The novel has been a huge success and was longlisted for the 2014 Man Booker Prize; shortlisted for the Goldsmiths Prize and won the Gordon Burn Prize. The film rights have been sold to a consortium headed by the actor Mark Rylance (Wolf Hall). Rylance was one of the original 400 subscribers whose pledges enabled the novel to be published by Unbound after it was rejected by traditional publishers. He will play the central character, Buccmaster of Holland, in the film to be made by Shakespeare Road, the company he founded with his wife Claire van Campen.
Paul was born in 1972, and was educated at RGS. In the early 1990s, he went on to study history at St. Anne’s, Oxford. While he was there, he became involved in the road protest movement, and through that in green politics and activism, which determined the course of his life for many years afterwards.

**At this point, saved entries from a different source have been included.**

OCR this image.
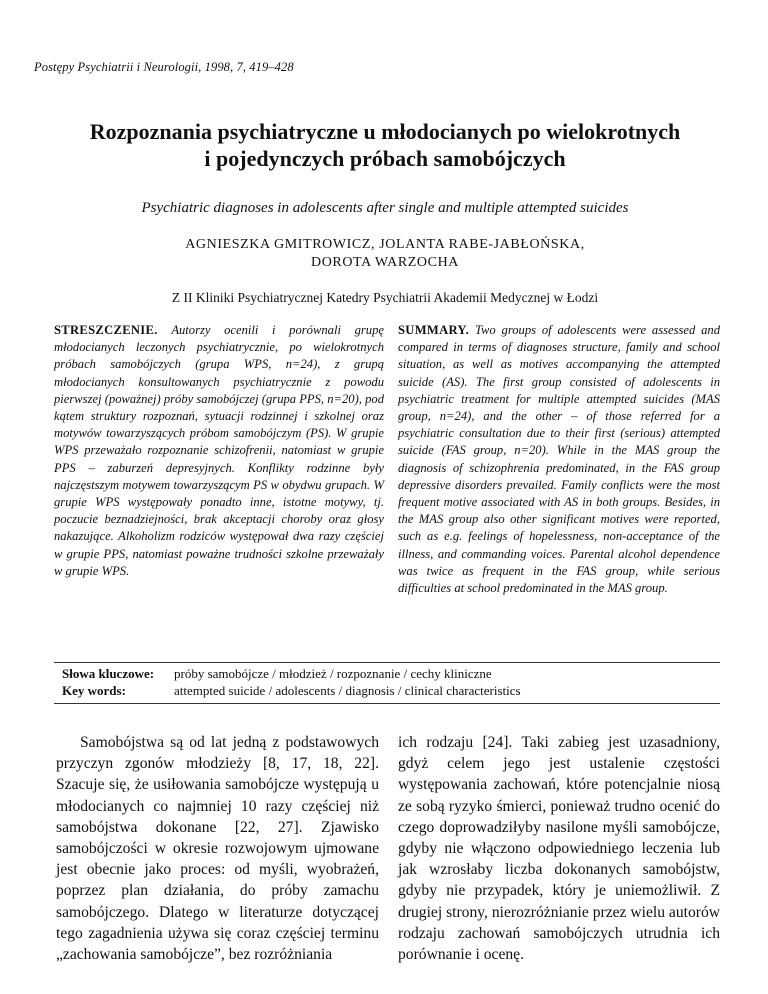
Postępy Psychiatrii i Neurologii, 1998, 7, 419–428
Rozpoznania psychiatryczne u młodocianych po wielokrotnych
i pojedynczych próbach samobójczych
Psychiatric diagnoses in adolescents after single and multiple attempted suicides
AGNIESZKA GMITROWICZ, JOLANTA RABE-JABŁOŃSKA,
DOROTA WARZOCHA
Z II Kliniki Psychiatrycznej Katedry Psychiatrii Akademii Medycznej w Łodzi
STRESZCZENIE. Autorzy ocenili i porównali grupę młodocianych leczonych psychiatrycznie, po wielokrotnych próbach samobójczych (grupa WPS, n=24), z grupą młodocianych konsultowanych psychiatrycznie z powodu pierwszej (poważnej) próby samobójczej (grupa PPS, n=20), pod kątem struktury rozpoznań, sytuacji rodzinnej i szkolnej oraz motywów towarzyszących próbom samobójczym (PS). W grupie WPS przeważało rozpoznanie schizofrenii, natomiast w grupie PPS – zaburzeń depresyjnych. Konflikty rodzinne były najczęstszym motywem towarzyszącym PS w obydwu grupach. W grupie WPS występowały ponadto inne, istotne motywy, tj. poczucie beznadziejności, brak akceptacji choroby oraz głosy nakazujące. Alkoholizm rodziców występował dwa razy częściej w grupie PPS, natomiast poważne trudności szkolne przeważały w grupie WPS.
SUMMARY. Two groups of adolescents were assessed and compared in terms of diagnoses structure, family and school situation, as well as motives accompanying the attempted suicide (AS). The first group consisted of adolescents in psychiatric treatment for multiple attempted suicides (MAS group, n=24), and the other – of those referred for a psychiatric consultation due to their first (serious) attempted suicide (FAS group, n=20). While in the MAS group the diagnosis of schizophrenia predominated, in the FAS group depressive disorders prevailed. Family conflicts were the most frequent motive associated with AS in both groups. Besides, in the MAS group also other significant motives were reported, such as e.g. feelings of hopelessness, non-acceptance of the illness, and commanding voices. Parental alcohol dependence was twice as frequent in the FAS group, while serious difficulties at school predominated in the MAS group.
Słowa kluczowe: próby samobójcze / młodzież / rozpoznanie / cechy kliniczne
Key words:	attempted suicide / adolescents / diagnosis / clinical characteristics
Samobójstwa są od lat jedną z podstawowych przyczyn zgonów młodzieży [8, 17, 18, 22]. Szacuje się, że usiłowania samobójcze występują u młodocianych co najmniej 10 razy częściej niż samobójstwa dokonane [22, 27]. Zjawisko samobójczości w okresie rozwojowym ujmowane jest obecnie jako proces: od myśli, wyobrażeń, poprzez plan działania, do próby zamachu samobójczego. Dlatego w literaturze dotyczącej tego zagadnienia używa się coraz częściej terminu „zachowania samobójcze”, bez rozróżniania
ich rodzaju [24]. Taki zabieg jest uzasadniony, gdyż celem jego jest ustalenie częstości występowania zachowań, które potencjalnie niosą ze sobą ryzyko śmierci, ponieważ trudno ocenić do czego doprowadziłyby nasilone myśli samobójcze, gdyby nie włączono odpowiedniego leczenia lub jak wzrosłaby liczba dokonanych samobójstw, gdyby nie przypadek, który je uniemożliwił. Z drugiej strony, nierozróżnianie przez wielu autorów rodzaju zachowań samobójczych utrudnia ich porównanie i ocenę.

After graduating, Paul worked for a year on the staff of the Independent newspaper, which he hated. Following a three year stint as a campaign writer for an environmental NGO, he was appointed deputy editor of The Ecologist.
He left the Ecologist in 2001 to write his first book One No, Many Yeses, a political travelogue which explored the growing anti-capitalist movement around the world. The book was published in 2003 by Simon and Schuster, in six languages across 13 countries.
In the early 2000s, having spent time with the tribal people of West Papua, who continue to be brutally colonised by the Indonesian government and military, he was one of the founders of the Free West Papua Campaign, which he also helped to run for a time. Paul was made an honorary member of the Lani tribe in Papua for his work there.
Paul’s second book, Real England, was published in 2008 by Portobello. An exploration of the changing face of his home country in an age of globalisation, the book was quoted in speeches by the Prime Minister and the Archbishop of Canterbury and saw its author compared to Cobbett and Orwell by more than one newspaper, which he enjoyed.